Hace unos días comentamos la impresión que Emilio Prados tenía de que Málaga era una ciudad surrealista, en el sentido más estricto, pues lo decía en los tiempos en los que el movimiento surrealista estaba más en boga.
Hoy aportamos aquí dos anécdotas verídicas, la segunda de ellas en la que este firmante tomó parte, y que profundizan en las raíces oníricas e irracionales de esta ciudad, con un desarrollo urbanismo y algunos personajes públicos y privados acordes con el movimiento estético, a pesar de que la globalización y la crisis han desdibujado nuestro perfil más absurdo.
Imaginen la idílica playa de la Malagueta, recrecida hace unos 20 años, con esos chaveas dando volteretas en el aire, los pescadores ajenos a las ordenanzas de playa y los corredores dejándose los riñones mientras tratan de vadear el cauce del arroyo de la Caleta sin quedarse clavados en la arena.
Este escenario idílico, que podría haber recibido una Q de calidad turística, pero que es uno de los puntos negros de este año para Ecologistas en Acción por los nuevos espigones, se vio hace unas semanas invadido por una tribu de bromistas, de esos que no sopesan el alcance de sus bromas. Esta por cierto, era más vieja que un saco de gnomos: Consistía la broma en hacer pequeños agujeros en la arena, taparlos con periódicos y echar encima algo de arena para camuflar el invento.

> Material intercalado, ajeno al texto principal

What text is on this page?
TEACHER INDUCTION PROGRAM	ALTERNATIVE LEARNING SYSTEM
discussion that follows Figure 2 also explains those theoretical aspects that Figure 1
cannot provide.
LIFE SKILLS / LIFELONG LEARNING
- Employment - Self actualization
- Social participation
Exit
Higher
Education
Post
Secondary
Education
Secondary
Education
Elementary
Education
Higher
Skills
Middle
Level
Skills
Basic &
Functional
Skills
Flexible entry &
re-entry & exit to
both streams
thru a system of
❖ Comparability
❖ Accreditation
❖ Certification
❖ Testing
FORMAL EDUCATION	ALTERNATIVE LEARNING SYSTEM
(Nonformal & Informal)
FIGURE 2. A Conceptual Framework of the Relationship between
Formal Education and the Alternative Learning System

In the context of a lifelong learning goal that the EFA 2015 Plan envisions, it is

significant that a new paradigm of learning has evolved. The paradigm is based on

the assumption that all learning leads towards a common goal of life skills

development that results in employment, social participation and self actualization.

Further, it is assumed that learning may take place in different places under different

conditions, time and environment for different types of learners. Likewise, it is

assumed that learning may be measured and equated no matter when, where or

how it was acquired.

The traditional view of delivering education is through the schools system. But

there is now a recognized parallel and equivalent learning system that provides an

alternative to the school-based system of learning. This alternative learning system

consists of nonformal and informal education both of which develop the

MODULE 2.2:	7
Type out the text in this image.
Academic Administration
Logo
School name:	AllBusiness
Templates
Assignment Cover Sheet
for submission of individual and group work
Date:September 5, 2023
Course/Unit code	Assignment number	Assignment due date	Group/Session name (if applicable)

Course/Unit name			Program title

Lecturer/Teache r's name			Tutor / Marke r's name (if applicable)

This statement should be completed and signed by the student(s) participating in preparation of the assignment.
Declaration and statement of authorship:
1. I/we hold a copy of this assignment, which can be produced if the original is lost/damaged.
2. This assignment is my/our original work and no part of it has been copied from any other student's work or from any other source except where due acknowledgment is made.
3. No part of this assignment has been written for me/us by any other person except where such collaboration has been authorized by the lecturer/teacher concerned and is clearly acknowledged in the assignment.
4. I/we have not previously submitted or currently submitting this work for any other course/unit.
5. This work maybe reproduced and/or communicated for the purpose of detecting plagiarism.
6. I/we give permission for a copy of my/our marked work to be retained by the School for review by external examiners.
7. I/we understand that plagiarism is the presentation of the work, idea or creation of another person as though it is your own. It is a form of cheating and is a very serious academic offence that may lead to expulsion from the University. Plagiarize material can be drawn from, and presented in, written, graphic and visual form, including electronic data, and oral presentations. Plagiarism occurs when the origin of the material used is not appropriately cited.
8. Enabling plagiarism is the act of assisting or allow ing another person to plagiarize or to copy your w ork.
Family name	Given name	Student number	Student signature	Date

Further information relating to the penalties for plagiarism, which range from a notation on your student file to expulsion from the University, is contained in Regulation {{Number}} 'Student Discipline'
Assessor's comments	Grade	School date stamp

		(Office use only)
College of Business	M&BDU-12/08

Una de las víctimas en meter la pata fue un profesor de Educación Física, que probablemente se acordaría de las madres de los autores cuando cayó en la cuenta y en el agujero. El caso es que, como le dolía la pierna por esta trastada, fue al médico y para su sorpresa, gracias a este accidente le detectaron un tumor canceroso. Una historia digna de pasar a la gran pantalla.
Y si no pasar a la gran pantalla como superproducción de Hollywood, al menos por las pinceladas de exotismo que nos depara merece ser considerada propia del cine de autor la siguiente escena, que se desarrolló esta semana.
Sopla el viento en la calle Molina Lario como si no hubiera soplado nunca, con una fuerza que sólo han sentido en la cara las tripulaciones de los balleneros del Pacífico.
Este ventarrón insolente revolotea descarado levantando las faldas de las tentaciones que viven arriba, echa al aire –en expresión de júbilo no querido– las gorras de los turistas y derriba la torre de postales de una tienda de recuerdos.
Las postales, sin el sello ni la dirección de envío, suben en formación aérea por la plaza del Obispo. Medio centenar de rincones de Málaga, desde la propia Catedral al Teatro Romano, compiten con los pájaros mientras varios paseantes recolectan al vuelo las postales para devolverlas a la tienda.
El viento, no contento con el bochinche, tira una segunda torre y se desparraman por el suelo cartones con reproducciones de obras de Picasso al tiempo que algunas realizan un vuelo de reconocimiento sobre la plaza. Dos mujeres corriendo en la playa tratan de escapar por la calle Strachan y un balcón con vistas al sur de Francia caracolea muy cerca de los coches de caballos.
Viento monumental y rachas picassianas. De cine.